Urgence: Grave insécurité alimentaire au Soudan du Sud et en Somalie
Le Soudan du Sud et la Somalie font aujourd’hui face à une situation d’urgence imputable aux guerres civiles et aux sécheresses successives qui privent leurs populations de nourriture. Alors que cette conjoncture a déjà déraciné le quart de leur population respective, presque autant de personnes ont en ce moment besoin d’aide alimentaire dans les deux pays, selon les Nations Unies.
Par Adeline Huar
« Sur le terrain, ils continuent à attaquer, tuer, enlever, violer, détenir arbitrairement et déplacer par la force des civils, pillant et détruisant leurs biens. Six mois après la signature de l’Accord de paix, la stratégie de la terre brulée continue: des civils sont brûlés vifs dans leurs maisons, leur bétail pillé et leurs moyens de subsistance détruits ».
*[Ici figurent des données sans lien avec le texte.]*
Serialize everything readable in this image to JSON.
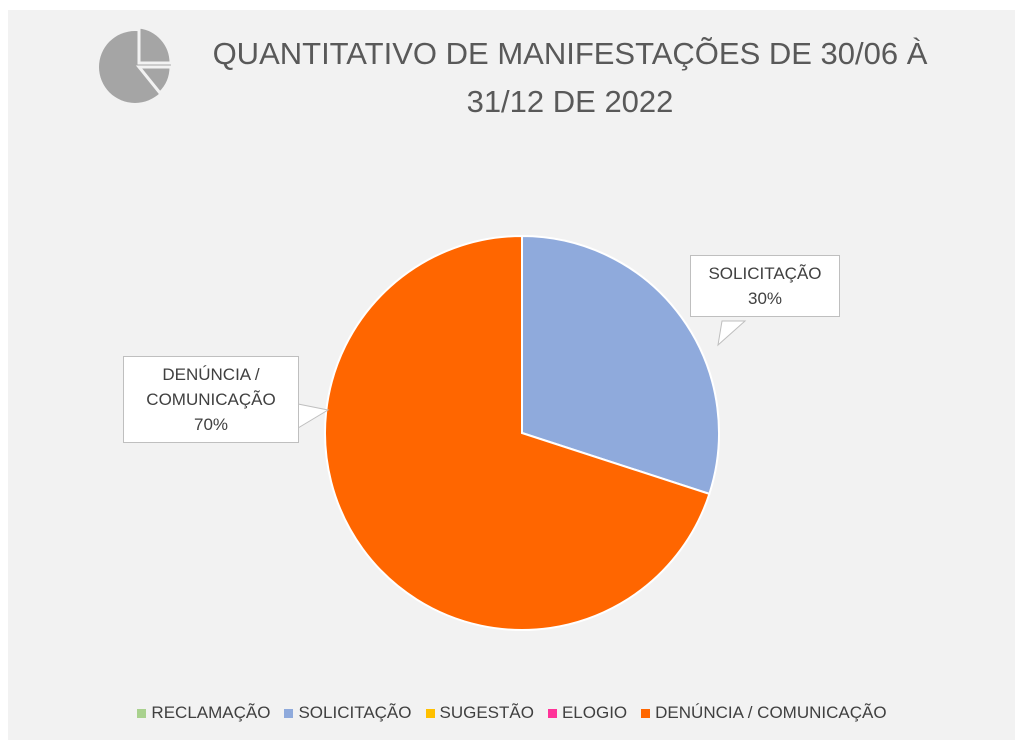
{
  "chart_data": {
    "type": "pie",
    "title": "QUANTITATIVO DE MANIFESTAÇÕES DE 30/06 À 31/12 DE 2022",
    "categories": [
      "RECLAMAÇÃO",
      "SOLICITAÇÃO",
      "SUGESTÃO",
      "ELOGIO",
      "DENÚNCIA / COMUNICAÇÃO"
    ],
    "values": [
      0,
      30,
      0,
      0,
      70
    ],
    "value_labels": [
      null,
      "30%",
      null,
      null,
      "70%"
    ],
    "colors": [
      "#a9d18e",
      "#8faadc",
      "#ffc000",
      "#ff3399",
      "#ff6600"
    ],
    "legend": "bottom"
  }
}
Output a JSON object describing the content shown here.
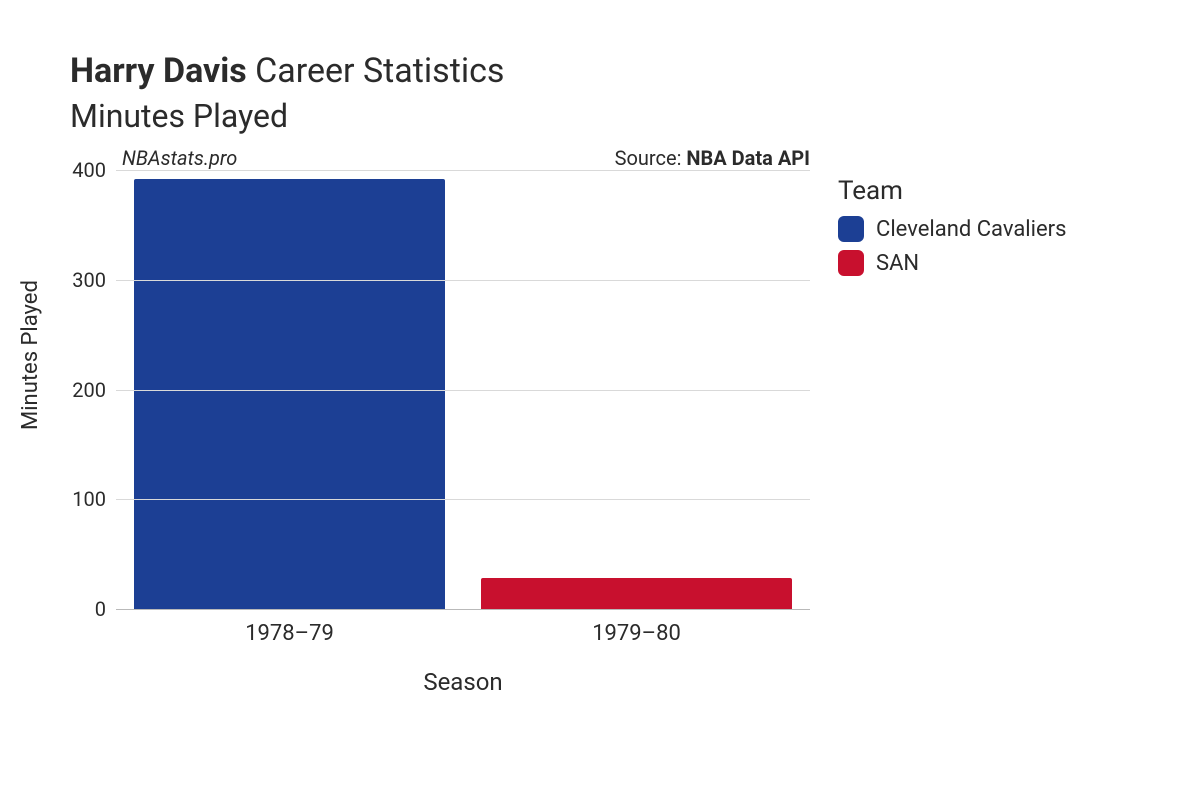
{
  "title": {
    "bold": "Harry Davis",
    "rest": " Career Statistics"
  },
  "subtitle": "Minutes Played",
  "watermark": "NBAstats.pro",
  "source": {
    "label": "Source: ",
    "name": "NBA Data API"
  },
  "chart": {
    "type": "bar",
    "x_axis_title": "Season",
    "y_axis_title": "Minutes Played",
    "ylim": [
      0,
      400
    ],
    "ytick_step": 100,
    "yticks": [
      0,
      100,
      200,
      300,
      400
    ],
    "categories": [
      "1978–79",
      "1979–80"
    ],
    "values": [
      392,
      28
    ],
    "bar_colors": [
      "#1c3f94",
      "#c8102e"
    ],
    "background_color": "#ffffff",
    "grid_color": "#d9d9d9",
    "axis_line_color": "#b9b9b9",
    "label_fontsize": 22,
    "tick_fontsize": 20,
    "title_fontsize": 34,
    "bar_width": 0.94
  },
  "legend": {
    "title": "Team",
    "items": [
      {
        "label": "Cleveland Cavaliers",
        "color": "#1c3f94"
      },
      {
        "label": "SAN",
        "color": "#c8102e"
      }
    ]
  }
}
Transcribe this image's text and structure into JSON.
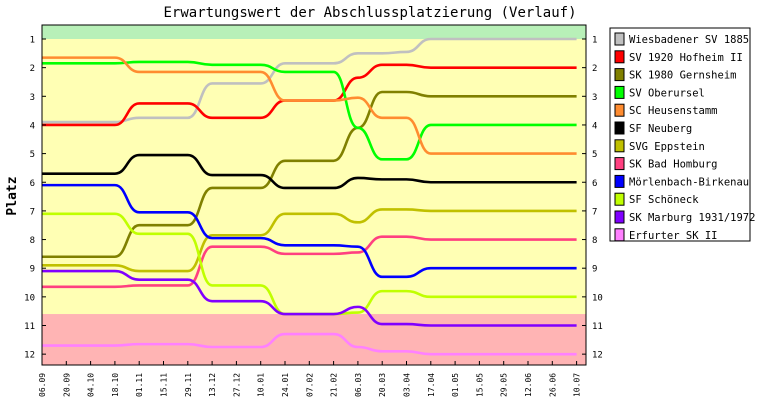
{
  "chart_data": {
    "type": "line",
    "title": "Erwartungswert der Abschlussplatzierung (Verlauf)",
    "ylabel": "Platz",
    "xlabel": "",
    "ylim": [
      1,
      12
    ],
    "y_inverted": true,
    "y_ticks": [
      "1",
      "2",
      "3",
      "4",
      "5",
      "6",
      "7",
      "8",
      "9",
      "10",
      "11",
      "12"
    ],
    "x": [
      "06.09",
      "20.09",
      "04.10",
      "18.10",
      "01.11",
      "15.11",
      "29.11",
      "13.12",
      "27.12",
      "10.01",
      "24.01",
      "07.02",
      "21.02",
      "06.03",
      "20.03",
      "03.04",
      "17.04",
      "01.05",
      "15.05",
      "29.05",
      "12.06",
      "26.06",
      "10.07"
    ],
    "bands": [
      {
        "from": 0.5,
        "to": 1.0,
        "color": "#b8f0b8"
      },
      {
        "from": 1.0,
        "to": 10.6,
        "color": "#ffffb4"
      },
      {
        "from": 10.6,
        "to": 12.5,
        "color": "#ffb4b4"
      }
    ],
    "series": [
      {
        "name": "Wiesbadener SV 1885",
        "color": "#c0c0c0",
        "values": [
          3.9,
          3.9,
          3.9,
          3.9,
          3.75,
          3.75,
          3.75,
          2.55,
          2.55,
          2.55,
          1.85,
          1.85,
          1.85,
          1.5,
          1.5,
          1.45,
          1.0,
          1.0,
          1.0,
          1.0,
          1.0,
          1.0,
          1.0
        ]
      },
      {
        "name": "SV 1920 Hofheim II",
        "color": "#ff0000",
        "values": [
          4.0,
          4.0,
          4.0,
          4.0,
          3.25,
          3.25,
          3.25,
          3.75,
          3.75,
          3.75,
          3.15,
          3.15,
          3.15,
          2.35,
          1.9,
          1.9,
          2.0,
          2.0,
          2.0,
          2.0,
          2.0,
          2.0,
          2.0
        ]
      },
      {
        "name": "SK 1980 Gernsheim",
        "color": "#808000",
        "values": [
          8.6,
          8.6,
          8.6,
          8.6,
          7.5,
          7.5,
          7.5,
          6.2,
          6.2,
          6.2,
          5.25,
          5.25,
          5.25,
          4.1,
          2.85,
          2.85,
          3.0,
          3.0,
          3.0,
          3.0,
          3.0,
          3.0,
          3.0
        ]
      },
      {
        "name": "SV Oberursel",
        "color": "#00ff00",
        "values": [
          1.85,
          1.85,
          1.85,
          1.85,
          1.8,
          1.8,
          1.8,
          1.9,
          1.9,
          1.9,
          2.15,
          2.15,
          2.15,
          4.1,
          5.2,
          5.2,
          4.0,
          4.0,
          4.0,
          4.0,
          4.0,
          4.0,
          4.0
        ]
      },
      {
        "name": "SC Heusenstamm",
        "color": "#ff8c30",
        "values": [
          1.65,
          1.65,
          1.65,
          1.65,
          2.15,
          2.15,
          2.15,
          2.15,
          2.15,
          2.15,
          3.15,
          3.15,
          3.15,
          3.05,
          3.75,
          3.75,
          5.0,
          5.0,
          5.0,
          5.0,
          5.0,
          5.0,
          5.0
        ]
      },
      {
        "name": "SF Neuberg",
        "color": "#000000",
        "values": [
          5.7,
          5.7,
          5.7,
          5.7,
          5.05,
          5.05,
          5.05,
          5.75,
          5.75,
          5.75,
          6.2,
          6.2,
          6.2,
          5.85,
          5.9,
          5.9,
          6.0,
          6.0,
          6.0,
          6.0,
          6.0,
          6.0,
          6.0
        ]
      },
      {
        "name": "SVG Eppstein",
        "color": "#c0c000",
        "values": [
          8.9,
          8.9,
          8.9,
          8.9,
          9.1,
          9.1,
          9.1,
          7.85,
          7.85,
          7.85,
          7.1,
          7.1,
          7.1,
          7.4,
          6.95,
          6.95,
          7.0,
          7.0,
          7.0,
          7.0,
          7.0,
          7.0,
          7.0
        ]
      },
      {
        "name": "SK Bad Homburg",
        "color": "#ff4080",
        "values": [
          9.65,
          9.65,
          9.65,
          9.65,
          9.6,
          9.6,
          9.6,
          8.25,
          8.25,
          8.25,
          8.5,
          8.5,
          8.5,
          8.45,
          7.9,
          7.9,
          8.0,
          8.0,
          8.0,
          8.0,
          8.0,
          8.0,
          8.0
        ]
      },
      {
        "name": "Mörlenbach-Birkenau",
        "color": "#0000ff",
        "values": [
          6.1,
          6.1,
          6.1,
          6.1,
          7.05,
          7.05,
          7.05,
          7.95,
          7.95,
          7.95,
          8.2,
          8.2,
          8.2,
          8.25,
          9.3,
          9.3,
          9.0,
          9.0,
          9.0,
          9.0,
          9.0,
          9.0,
          9.0
        ]
      },
      {
        "name": "SF Schöneck",
        "color": "#c0ff00",
        "values": [
          7.1,
          7.1,
          7.1,
          7.1,
          7.8,
          7.8,
          7.8,
          9.6,
          9.6,
          9.6,
          10.6,
          10.6,
          10.6,
          10.55,
          9.8,
          9.8,
          10.0,
          10.0,
          10.0,
          10.0,
          10.0,
          10.0,
          10.0
        ]
      },
      {
        "name": "SK Marburg 1931/1972",
        "color": "#8000ff",
        "values": [
          9.1,
          9.1,
          9.1,
          9.1,
          9.4,
          9.4,
          9.4,
          10.15,
          10.15,
          10.15,
          10.6,
          10.6,
          10.6,
          10.35,
          10.95,
          10.95,
          11.0,
          11.0,
          11.0,
          11.0,
          11.0,
          11.0,
          11.0
        ]
      },
      {
        "name": "Erfurter SK II",
        "color": "#ff80ff",
        "values": [
          11.7,
          11.7,
          11.7,
          11.7,
          11.65,
          11.65,
          11.65,
          11.75,
          11.75,
          11.75,
          11.3,
          11.3,
          11.3,
          11.75,
          11.9,
          11.9,
          12.0,
          12.0,
          12.0,
          12.0,
          12.0,
          12.0,
          12.0
        ]
      }
    ],
    "legend_position": "right",
    "grid": false
  }
}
Tel était le triste constat d’Ivan Šimonović, le Secrétaire général adjoint aux droits de l’homme des Nations unies, en février dernier, qui prévenait que la famine s’abattrait sur les populations déplacées si aucun accord de paix majeur n’était respecté entre les parties.
Rappelons que deux ans après son indépendance en 2011, le Soudan du Sud a en effet sombré dans un conflit opposant le président Salva Kiir et son ex-vice-président Riek Machar. Cette rivalité, qui a réveillé des oppositions ancestrales entre les deux plus importantes tribus du pays, a fait tomber la nation naissante dans une guerre civile qui a engendré de sanglants massacres. Malgré le cessez-le-feu signé en août 2015 par les deux politiciens, les exactions se poursuivent et aggravent les déplacements internes et l’insécurité alimentaire déjà présents.
Plus de deux millions de Sud-Soudanais ont été déplacés à l’extérieur des zones d’extrême violence, mais se trouvent malgré tout en situation d’insécurité alimentaire, car tout le pays est actuellement touché par une crise économique qui entraîne l’interruption des marchés. Quant aux populations piégées dans les zones de violence, qui doivent leur survie aux produits d’origine animale, elles perdent souvent leurs troupeaux, qui sont attaqués par des groupes rebelles armés.
Plus à l’est, la Somalie vit une crise attribuable à la guerre civile et aux pressions régionales et internationales. Depuis la chute du dictateur Mohamed Siad Barre en janvier 1991, le pouvoir et l’armée sont aux mains de diverses factions militaires qui ne s’entendent pas. Plus de vingt années de guerre civile combinées à l’absence de structures étatiques ont créé une situation propice au développement du terrorisme international, incarné dans la région par le groupe Al-Shabaab, affilié à Al-Qaida.
En empêchant la production agricole locale et l’aide humanitaire d’atteindre les villes, Al-Shabaab aggrave une situation endémique de famine qui avait déjà fait 260 000 morts en 2012. Les interventions humanitaires demeurent dangereuses pour les acteurs sur le terrain: au cours des cinq premiers mois de 2015, 60 incidents violents touchant les organisations humanitaires ont été dénombrés par le service de la Commission européenne à l’aide humanitaire et à la protection civile (ECHO).
Même si la situation s’est améliorée ces dernières années, un Somalien sur cinq est aujourd’hui un réfugié ou un déplacé interne. Installés principalement dans le camp de réfugiés de Dadaab, au Kenya, les Somaliens représentent à eux seuls 30% de l’ensemble des réfugiés en Afrique de l’Est. Quant aux déplacés internes, ils représentent plus de deux tiers des personnes en situation d’insécurité alimentaire grave.